[Proposal] More flexible dimension types and indexing
=============
Currently, Druid assumes that all dimensions have string values and are associated with a bitmap index.
There has been interest in loosening these constraints to support use cases that blur the existing separation between dimensions and metrics, e.g., filtering on numeric columns, aggregating dimensions at query time.
A recent discussion on these topics can be found here:
This proposal calls for two major changes/features:
-----
1.) Remove the assumption that dimensions always have string values.
This change is a path towards reducing the distinction between dimensions and metrics.
This would involve changes to:
- IncrementalIndex, IndexMerger, etc. (ingestion)
- StorageAdapters (querying)
- On-disk format of segments (storage)
- Ingestion specs, allow user to specify dimension types (e.g., String, Long, Double)

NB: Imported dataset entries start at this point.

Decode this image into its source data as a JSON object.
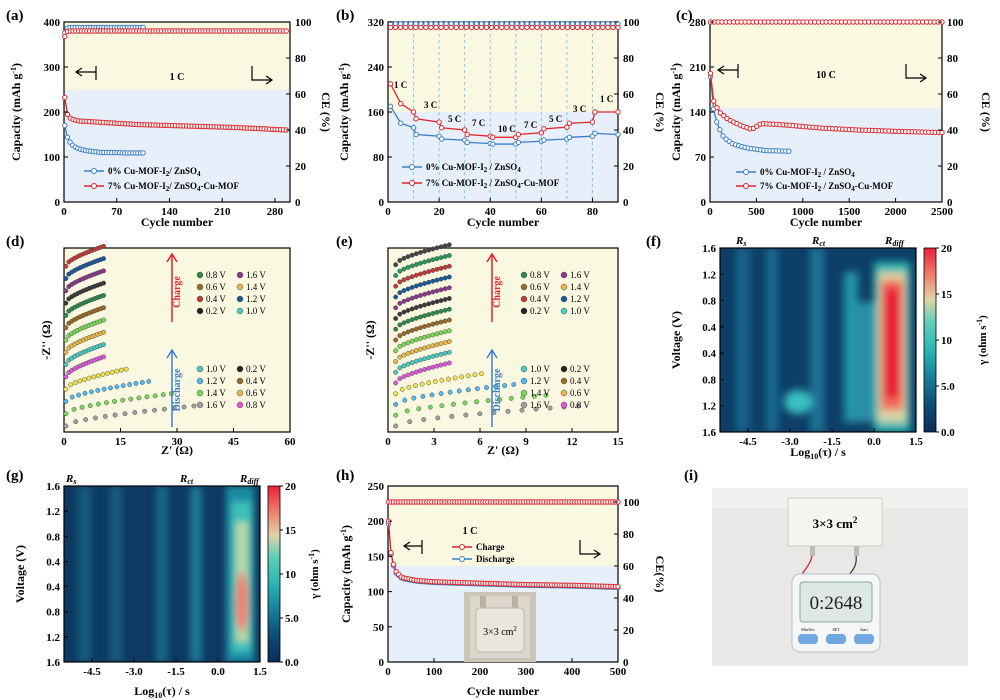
{
  "colors": {
    "blue": "#3b7fc9",
    "red": "#e0252b",
    "bg": "#fbf8e2",
    "bgBlue": "#e7f0fa",
    "cyan": "#7cc9e6"
  },
  "panels": {
    "a": {
      "label": "(a)",
      "title_rate": "1 C",
      "xlabel": "Cycle number",
      "ylabel": "Capacity (mAh g",
      "ylabel_sup": "-1",
      "ylabel_end": ")",
      "ylabel_r": "CE (%)",
      "legend": [
        "0% Cu-MOF-I",
        "/ ZnSO",
        "7% Cu-MOF-I",
        "/ ZnSO",
        "-Cu-MOF"
      ]
    },
    "b": {
      "label": "(b)",
      "xlabel": "Cycle number",
      "ylabel": "Capacity (mAh g",
      "ylabel_sup": "-1",
      "ylabel_end": ")",
      "ylabel_r": "CE (%)",
      "rates": [
        "1 C",
        "3 C",
        "5 C",
        "7 C",
        "10 C",
        "7 C",
        "5 C",
        "3 C",
        "1 C"
      ]
    },
    "c": {
      "label": "(c)",
      "title_rate": "10 C",
      "xlabel": "Cycle number",
      "ylabel": "Capacity (mAh g",
      "ylabel_sup": "-1",
      "ylabel_end": ")",
      "ylabel_r": "CE (%)"
    },
    "d": {
      "label": "(d)",
      "xlabel": "Z' (Ω)",
      "ylabel": "-Z'' (Ω)",
      "charge": "Charge",
      "discharge": "Discharge",
      "charge_legend": [
        "0.8 V",
        "1.6 V",
        "0.6 V",
        "1.4 V",
        "0.4 V",
        "1.2 V",
        "0.2 V",
        "1.0 V"
      ],
      "discharge_legend": [
        "1.0 V",
        "0.2 V",
        "1.2 V",
        "0.4 V",
        "1.4 V",
        "0.6 V",
        "1.6 V",
        "0.8 V"
      ]
    },
    "e": {
      "label": "(e)",
      "xlabel": "Z' (Ω)",
      "ylabel": "-Z'' (Ω)",
      "charge": "Charge",
      "discharge": "Discharge",
      "charge_legend": [
        "0.8 V",
        "1.6 V",
        "0.6 V",
        "1.4 V",
        "0.4 V",
        "1.2 V",
        "0.2 V",
        "1.0 V"
      ],
      "discharge_legend": [
        "1.0 V",
        "0.2 V",
        "1.2 V",
        "0.4 V",
        "1.4 V",
        "0.6 V",
        "1.6 V",
        "0.8 V"
      ]
    },
    "f": {
      "label": "(f)",
      "xlabel": "Log",
      "xlabel_sub": "10",
      "xlabel_end": "(τ) / s",
      "ylabel": "Voltage (V)",
      "cbar_label": "γ (ohm s",
      "cbar_sup": "-1",
      "cbar_end": ")",
      "regions": [
        "R",
        "s",
        "R",
        "ct",
        "R",
        "diff"
      ]
    },
    "g": {
      "label": "(g)",
      "xlabel": "Log",
      "xlabel_sub": "10",
      "xlabel_end": "(τ) / s",
      "ylabel": "Voltage (V)",
      "cbar_label": "γ (ohm s",
      "cbar_sup": "-1",
      "cbar_end": ")",
      "regions": [
        "R",
        "s",
        "R",
        "ct",
        "R",
        "diff"
      ]
    },
    "h": {
      "label": "(h)",
      "title_rate": "1 C",
      "xlabel": "Cycle number",
      "ylabel": "Capacity (mAh g",
      "ylabel_sup": "-1",
      "ylabel_end": ")",
      "ylabel_r": "CE(%)",
      "legend": [
        "Charge",
        "Discharge"
      ],
      "photo_text": "3×3 cm",
      "photo_sup": "2"
    },
    "i": {
      "label": "(i)",
      "pouch_text": "3×3 cm",
      "pouch_sup": "2",
      "timer": "0:2648",
      "buttons": [
        "Min/Sec",
        "SET",
        "Start"
      ]
    }
  },
  "chart_data": [
    {
      "type": "line",
      "id": "a",
      "xlim": [
        0,
        300
      ],
      "ylim": [
        0,
        400
      ],
      "y2lim": [
        0,
        100
      ],
      "xticks": [
        0,
        70,
        140,
        210,
        280
      ],
      "yticks": [
        0,
        100,
        200,
        300,
        400
      ],
      "y2ticks": [
        0,
        20,
        40,
        60,
        80,
        100
      ],
      "series": [
        {
          "name": "0% Cu-MOF-I2 / ZnSO4 capacity",
          "x": [
            1,
            3,
            6,
            10,
            15,
            20,
            30,
            40,
            50,
            60,
            70,
            80,
            90,
            100,
            105
          ],
          "values": [
            170,
            150,
            138,
            128,
            122,
            118,
            114,
            112,
            110,
            110,
            110,
            109,
            109,
            109,
            109
          ]
        },
        {
          "name": "7% Cu-MOF-I2 / ZnSO4-Cu-MOF capacity",
          "x": [
            1,
            3,
            6,
            10,
            20,
            40,
            60,
            80,
            100,
            140,
            180,
            220,
            260,
            295
          ],
          "values": [
            232,
            200,
            190,
            184,
            180,
            178,
            176,
            174,
            172,
            170,
            168,
            166,
            163,
            160
          ]
        },
        {
          "name": "0% CE",
          "x": [
            1,
            5,
            20,
            50,
            105
          ],
          "values": [
            94,
            97,
            97,
            97,
            97
          ]
        },
        {
          "name": "7% CE",
          "x": [
            1,
            5,
            20,
            100,
            200,
            295
          ],
          "values": [
            92,
            95,
            95,
            95,
            95,
            95
          ]
        }
      ]
    },
    {
      "type": "line",
      "id": "b",
      "xlim": [
        0,
        90
      ],
      "ylim": [
        0,
        320
      ],
      "y2lim": [
        0,
        100
      ],
      "xticks": [
        0,
        20,
        40,
        60,
        80
      ],
      "yticks": [
        0,
        80,
        160,
        240,
        320
      ],
      "y2ticks": [
        0,
        20,
        40,
        60,
        80,
        100
      ],
      "series": [
        {
          "name": "0% Cu-MOF-I2 / ZnSO4 capacity",
          "x": [
            1,
            5,
            10,
            11,
            20,
            21,
            30,
            31,
            40,
            41,
            50,
            51,
            60,
            61,
            70,
            71,
            80,
            81,
            90
          ],
          "values": [
            170,
            140,
            132,
            120,
            117,
            112,
            110,
            106,
            104,
            103,
            103,
            106,
            108,
            110,
            112,
            115,
            117,
            122,
            120
          ]
        },
        {
          "name": "7% Cu-MOF-I2 / ZnSO4-Cu-MOF capacity",
          "x": [
            1,
            5,
            10,
            11,
            20,
            21,
            30,
            31,
            40,
            41,
            50,
            51,
            60,
            61,
            70,
            71,
            80,
            81,
            90
          ],
          "values": [
            210,
            175,
            160,
            148,
            142,
            132,
            128,
            120,
            117,
            115,
            115,
            120,
            123,
            130,
            133,
            140,
            142,
            160,
            160
          ]
        },
        {
          "name": "0% CE",
          "x": [
            1,
            90
          ],
          "values": [
            99,
            99
          ]
        },
        {
          "name": "7% CE",
          "x": [
            1,
            90
          ],
          "values": [
            97,
            97
          ]
        }
      ]
    },
    {
      "type": "line",
      "id": "c",
      "xlim": [
        0,
        2500
      ],
      "ylim": [
        0,
        280
      ],
      "y2lim": [
        0,
        100
      ],
      "xticks": [
        0,
        500,
        1000,
        1500,
        2000,
        2500
      ],
      "yticks": [
        0,
        70,
        140,
        210,
        280
      ],
      "y2ticks": [
        0,
        20,
        40,
        60,
        80,
        100
      ],
      "series": [
        {
          "name": "0% Cu-MOF-I2 / ZnSO4 capacity",
          "x": [
            5,
            30,
            80,
            150,
            250,
            400,
            600,
            850
          ],
          "values": [
            195,
            150,
            120,
            100,
            90,
            84,
            80,
            79
          ]
        },
        {
          "name": "7% Cu-MOF-I2 / ZnSO4-Cu-MOF capacity",
          "x": [
            5,
            30,
            100,
            200,
            350,
            450,
            550,
            800,
            1200,
            1600,
            2000,
            2500
          ],
          "values": [
            200,
            160,
            140,
            128,
            118,
            113,
            122,
            120,
            115,
            112,
            110,
            108
          ]
        },
        {
          "name": "CE",
          "x": [
            5,
            2500
          ],
          "values": [
            100,
            100
          ]
        }
      ]
    },
    {
      "type": "scatter",
      "id": "d",
      "xlim": [
        0,
        60
      ],
      "xticks": [
        0,
        15,
        30,
        45,
        60
      ],
      "curves": 14
    },
    {
      "type": "scatter",
      "id": "e",
      "xlim": [
        0,
        15
      ],
      "xticks": [
        0,
        3,
        6,
        9,
        12,
        15
      ],
      "curves": 16
    },
    {
      "type": "heatmap",
      "id": "f",
      "xlim": [
        -5.5,
        1.5
      ],
      "xticks": [
        -4.5,
        -3.0,
        -1.5,
        0.0,
        1.5
      ],
      "yticklabels": [
        "1.6",
        "1.2",
        "0.8",
        "0.4",
        "0.4",
        "0.8",
        "1.2",
        "1.6"
      ],
      "crange": [
        0,
        20
      ],
      "cticks": [
        0.0,
        5.0,
        10,
        15,
        20
      ]
    },
    {
      "type": "heatmap",
      "id": "g",
      "xlim": [
        -5.5,
        1.5
      ],
      "xticks": [
        -4.5,
        -3.0,
        -1.5,
        0.0,
        1.5
      ],
      "yticklabels": [
        "1.6",
        "1.2",
        "0.8",
        "0.4",
        "0.4",
        "0.8",
        "1.2",
        "1.6"
      ],
      "crange": [
        0,
        20
      ],
      "cticks": [
        0.0,
        5.0,
        10,
        15,
        20
      ]
    },
    {
      "type": "line",
      "id": "h",
      "xlim": [
        0,
        500
      ],
      "ylim": [
        0,
        250
      ],
      "y2lim": [
        0,
        110
      ],
      "xticks": [
        0,
        100,
        200,
        300,
        400,
        500
      ],
      "yticks": [
        0,
        50,
        100,
        150,
        200,
        250
      ],
      "y2ticks": [
        0,
        20,
        40,
        60,
        80,
        100
      ],
      "series": [
        {
          "name": "Charge",
          "x": [
            1,
            5,
            15,
            30,
            60,
            100,
            150,
            200,
            300,
            400,
            500
          ],
          "values": [
            200,
            160,
            130,
            120,
            116,
            114,
            113,
            112,
            110,
            109,
            107
          ]
        },
        {
          "name": "Discharge",
          "x": [
            1,
            5,
            15,
            30,
            60,
            100,
            150,
            200,
            300,
            400,
            500
          ],
          "values": [
            196,
            158,
            128,
            119,
            115,
            113,
            112,
            111,
            109,
            108,
            106
          ]
        },
        {
          "name": "CE",
          "x": [
            1,
            500
          ],
          "values": [
            100,
            100
          ]
        }
      ]
    }
  ]
}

(Perhaps this is also a good time to redesign spatial dimensions to be less of a "special case"?)
-----
2.) Allow user to choose per-column index strategies
Druid could support a wider range of index types beyond bitmaps. Giving users control over what indexes are used on a per-column basis could make Druid more powerful and efficient.
For example, if a dimension is expected to have high cardinality and range filters applied to it, the user may want to choose a tree-based index instead of bitmaps.
As another example, trie indexes could be used to better support text search on dimension values.
The existing ColumnCapabilities class could be used to describe what indexes are supported for a column.
This would involve substantial changes to:
- query-related components
- on-disk storage format
- ingestion specs
-----
These two changes are conceptually separate and could probably be implemented separately (with some later merging/adjustment), although either would be more beneficial with the other change present.
However, it would probably be cleaner/less churn to implement the non-String dimensions first.
A roadmap for this proposal could be:
1. Replace IncrementalIndex with a new Index that accepts non-String dimensions
2. Adjust disk storage format and ingestion specs
3. Update querying logic to be aware of non-String dimensions
4. Implement per-column index type selection
5. Add a new index type that better supports range queries (appears to be the most common use case for numerical dimensions?)
6. Add other index types as needed
If this plan sounds sensible, shall we go ahead and create github issues for the roadmap items? I am thinking of working on the first item.
Thanks,
Jon